O Paradoxo da Inovação: IA, Ética e a Responsabilidade do Design
A inteligência artificial está remodelando o panorama do design a uma velocidade vertiginosa. No entanto, o entusiasmo com o potencial técnico muitas vezes ofusca discussões cruciais sobre as implicações éticas e o papel fundamental que o design desempenha na mitigação de riscos. O termo “agente de IA” tornou-se tão onipresente quanto ambíguo, borrando as linhas da responsabilidade. Sem uma base ética sólida e definições precisas, o progresso tecnológico corre o risco de comprometer a integridade dos produtos que criamos.
O Custo Oculto do Engajamento: A “Enshittification” e a Cumplicidade do Design
Vivemos em uma era onde a busca por métricas de engajamento a todo custo gera consequências prejudiciais. Cory Doctorow popularizou o conceito de enshittification (ou “merdificação”) para descrever como plataformas online degradam gradualmente a experiência do usuário para extrair valor financeiro, muitas vezes com a cumplicidade de designers que ficam presos em sistemas orientados exclusivamente ao lucro. Um exemplo é a multa de US$ 375 milhões aplicada à Meta por enganar usuários sobre segurança, onde o design foi apontado como cúmplice por falhar na proteção de menores.

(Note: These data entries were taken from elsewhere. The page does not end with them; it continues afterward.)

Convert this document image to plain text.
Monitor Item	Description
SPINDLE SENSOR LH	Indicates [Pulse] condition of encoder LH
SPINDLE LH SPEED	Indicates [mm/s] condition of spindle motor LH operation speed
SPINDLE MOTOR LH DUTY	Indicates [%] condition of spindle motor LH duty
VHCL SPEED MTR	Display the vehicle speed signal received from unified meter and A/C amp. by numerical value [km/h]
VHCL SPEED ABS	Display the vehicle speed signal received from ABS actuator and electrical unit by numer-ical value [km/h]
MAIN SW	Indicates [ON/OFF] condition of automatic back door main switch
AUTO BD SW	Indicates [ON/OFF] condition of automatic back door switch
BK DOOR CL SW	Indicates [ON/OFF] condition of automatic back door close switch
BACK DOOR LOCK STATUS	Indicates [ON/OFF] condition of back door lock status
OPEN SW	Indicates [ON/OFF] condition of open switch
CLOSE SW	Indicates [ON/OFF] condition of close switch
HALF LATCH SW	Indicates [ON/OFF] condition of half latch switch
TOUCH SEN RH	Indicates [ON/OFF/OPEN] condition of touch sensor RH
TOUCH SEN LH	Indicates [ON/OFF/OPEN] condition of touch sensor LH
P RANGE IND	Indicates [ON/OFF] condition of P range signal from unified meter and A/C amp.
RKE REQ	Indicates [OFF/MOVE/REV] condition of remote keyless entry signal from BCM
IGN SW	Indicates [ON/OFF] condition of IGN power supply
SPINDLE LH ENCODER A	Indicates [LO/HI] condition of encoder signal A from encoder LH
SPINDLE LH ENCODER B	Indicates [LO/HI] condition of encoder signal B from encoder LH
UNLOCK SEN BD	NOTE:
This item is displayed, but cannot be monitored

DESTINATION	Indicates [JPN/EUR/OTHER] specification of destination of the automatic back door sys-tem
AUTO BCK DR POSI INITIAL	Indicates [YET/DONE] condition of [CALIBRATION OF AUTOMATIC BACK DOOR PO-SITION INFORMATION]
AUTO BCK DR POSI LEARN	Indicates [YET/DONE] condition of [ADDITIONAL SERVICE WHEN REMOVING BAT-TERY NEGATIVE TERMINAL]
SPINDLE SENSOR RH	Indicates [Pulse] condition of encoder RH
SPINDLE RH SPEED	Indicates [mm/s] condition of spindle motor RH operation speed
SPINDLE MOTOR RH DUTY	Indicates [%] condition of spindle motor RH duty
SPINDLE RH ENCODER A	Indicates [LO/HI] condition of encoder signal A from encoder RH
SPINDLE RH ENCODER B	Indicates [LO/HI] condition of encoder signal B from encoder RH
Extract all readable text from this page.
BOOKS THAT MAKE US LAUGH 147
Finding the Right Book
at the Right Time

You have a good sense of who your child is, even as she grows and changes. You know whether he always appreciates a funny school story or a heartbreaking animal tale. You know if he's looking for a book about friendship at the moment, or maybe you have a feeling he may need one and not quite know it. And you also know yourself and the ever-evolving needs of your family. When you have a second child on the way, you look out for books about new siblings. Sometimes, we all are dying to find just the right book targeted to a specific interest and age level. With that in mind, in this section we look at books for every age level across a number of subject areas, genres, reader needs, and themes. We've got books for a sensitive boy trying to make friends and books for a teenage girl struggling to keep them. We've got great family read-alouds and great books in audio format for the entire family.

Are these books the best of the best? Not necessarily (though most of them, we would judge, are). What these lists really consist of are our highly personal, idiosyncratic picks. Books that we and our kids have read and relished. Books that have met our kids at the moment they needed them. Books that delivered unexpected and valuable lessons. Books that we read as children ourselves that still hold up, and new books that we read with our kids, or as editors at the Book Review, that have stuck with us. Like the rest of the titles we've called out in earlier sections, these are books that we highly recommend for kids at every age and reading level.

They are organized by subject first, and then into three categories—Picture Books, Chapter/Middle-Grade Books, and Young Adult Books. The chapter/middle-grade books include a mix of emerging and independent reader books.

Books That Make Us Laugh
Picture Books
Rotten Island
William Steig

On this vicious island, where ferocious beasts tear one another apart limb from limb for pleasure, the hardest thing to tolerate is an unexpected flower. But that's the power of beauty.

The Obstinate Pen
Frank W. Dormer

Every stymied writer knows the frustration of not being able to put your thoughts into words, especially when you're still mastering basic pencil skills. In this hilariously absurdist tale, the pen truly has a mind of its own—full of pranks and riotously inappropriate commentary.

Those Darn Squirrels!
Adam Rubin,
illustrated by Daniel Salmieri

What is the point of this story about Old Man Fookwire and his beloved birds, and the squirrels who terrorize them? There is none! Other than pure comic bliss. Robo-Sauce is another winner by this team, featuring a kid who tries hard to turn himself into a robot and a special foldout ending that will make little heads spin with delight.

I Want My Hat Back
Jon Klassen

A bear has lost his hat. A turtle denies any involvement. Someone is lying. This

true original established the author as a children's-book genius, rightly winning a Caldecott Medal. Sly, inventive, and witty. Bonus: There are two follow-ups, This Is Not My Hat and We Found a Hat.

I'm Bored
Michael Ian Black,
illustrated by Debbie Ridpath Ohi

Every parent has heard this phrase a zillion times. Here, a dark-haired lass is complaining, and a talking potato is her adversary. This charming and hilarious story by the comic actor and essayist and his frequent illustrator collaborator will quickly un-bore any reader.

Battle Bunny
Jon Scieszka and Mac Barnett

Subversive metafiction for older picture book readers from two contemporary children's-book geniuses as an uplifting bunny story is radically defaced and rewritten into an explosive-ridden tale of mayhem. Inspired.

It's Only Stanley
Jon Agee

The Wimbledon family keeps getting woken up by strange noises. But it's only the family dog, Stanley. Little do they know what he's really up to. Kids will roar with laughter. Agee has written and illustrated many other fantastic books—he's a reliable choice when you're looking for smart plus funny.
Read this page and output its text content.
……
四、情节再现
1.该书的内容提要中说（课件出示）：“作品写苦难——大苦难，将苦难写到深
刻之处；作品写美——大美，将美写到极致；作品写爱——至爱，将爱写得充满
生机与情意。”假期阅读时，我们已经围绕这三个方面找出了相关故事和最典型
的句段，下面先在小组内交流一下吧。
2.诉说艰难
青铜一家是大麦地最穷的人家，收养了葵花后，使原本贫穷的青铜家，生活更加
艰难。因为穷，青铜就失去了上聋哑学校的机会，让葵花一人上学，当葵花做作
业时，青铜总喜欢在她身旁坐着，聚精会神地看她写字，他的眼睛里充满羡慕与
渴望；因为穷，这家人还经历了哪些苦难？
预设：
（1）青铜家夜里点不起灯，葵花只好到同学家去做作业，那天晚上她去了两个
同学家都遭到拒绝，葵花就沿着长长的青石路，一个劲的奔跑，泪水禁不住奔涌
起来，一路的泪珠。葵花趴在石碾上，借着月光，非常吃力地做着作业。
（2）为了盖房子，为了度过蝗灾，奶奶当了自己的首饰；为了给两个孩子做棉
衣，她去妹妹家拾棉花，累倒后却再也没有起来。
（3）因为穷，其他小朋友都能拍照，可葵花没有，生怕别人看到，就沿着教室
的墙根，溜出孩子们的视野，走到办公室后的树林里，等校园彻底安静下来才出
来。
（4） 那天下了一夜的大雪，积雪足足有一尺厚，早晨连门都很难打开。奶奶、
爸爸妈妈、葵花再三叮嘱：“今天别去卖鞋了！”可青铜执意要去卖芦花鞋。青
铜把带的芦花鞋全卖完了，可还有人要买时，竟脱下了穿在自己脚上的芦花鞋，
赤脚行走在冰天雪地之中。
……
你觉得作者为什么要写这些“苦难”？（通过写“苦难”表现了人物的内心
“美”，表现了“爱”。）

A verdadeira questão é: como profissionais que prezam pela pesquisa acabaram permitindo que isso acontecesse? A resposta reside em definições de sucesso que priorizam o crescimento agressivo. Os custos humanos, muitas vezes invisíveis nos dashboards de dados, são tratados como externalidades. Essa mentalidade de “mover rápido e quebrar coisas” é acelerada quando briefs falhos são passados a agentes de IA — sistemas que operam como “caixas pretas” dando instruções umas às outras, o que dilui a intenção original e torna resultados inesperados inevitáveis.
"Os custos humanos consequenciais da obtenção dessas metas não são refletidos no dashboard."
Quando agentes de IA orquestram recursos de design questionáveis sem uma decisão humana única para atribuir culpa, surge o desafio da responsabilidade: ela pertence ao designer que gerencia os agentes, à empresa que define as metas ou a todos que não interromperam o fluxo?
Definindo Agentes de IA: Clareza para a Responsabilidade
Para combater a ambiguidade, precisamos de definições rigorosas. Segundo o NN/g Group, um agente de IA é um sistema que busca um objetivo de forma autônoma, tomando ações iterativamente e avaliando seu próprio progresso. Para que essas ferramentas sejam integradas ao design de forma ética, elas precisam apresentar três pilares fundamentais:
- Confiabilidade: O sistema deve ser consistente em suas ações e resultados, evitando comportamentos erráticos.
- Adaptabilidade: A capacidade de ajustar o comportamento conforme novas condições e contextos surgem.
- Precisão: A execução técnica deve ser exata, minimizando erros que possam comprometer o usuário.
A falta de uma definição comum impede o diálogo eficaz entre marketing, engenharia e liderança, levando a expectativas desalinhadas e experiências de usuário deficientes.
Rumo a Ecossistemas Digitais Saudáveis: Fricção e Resiliência
Em vez de focar apenas na governança punitiva, devemos buscar a saúde do ecossistema digital. Isso implica aprender com a natureza, onde a fricção e a descentralização garantem a evolução. No design de IA, a engenhosidade “divergente” — ideias que contradizem o protocolo padrão de um LLM (Grande Modelo de Linguagem) — deve ser protegida para evitar o “colapso do modelo”, fenômeno onde a IA perde qualidade ao ser treinada repetidamente em dados gerados por outras IAs.
A certeza sem atrito que a IA oferece é perigosa. A fricção intencional, por outro lado, funciona como uma pausa necessária para a reflexão humana. Podemos implementar, por exemplo, momentos em que o usuário escolhe conscientemente entre um material original e uma interpretação feita por IA, garantindo transparência.
A construção de ecossistemas saudáveis exige que designers incorporem a ética como pilar estrutural, definindo com clareza as ferramentas que utilizam e inspirando-se na complexidade resiliente do mundo natural para um futuro responsável.
Fontes e Referências
- Patel, Heenesh. “We didn’t mean to build this— engagement at any cost.” UX Collective, 2026.
- Howe, Eleanor. “Falling apples and crumbling algos.” UX Collective, 2026.
- Sponheim, Caleb. “A Concrete Definition of an AI Agent.” NN/g Group, 2026.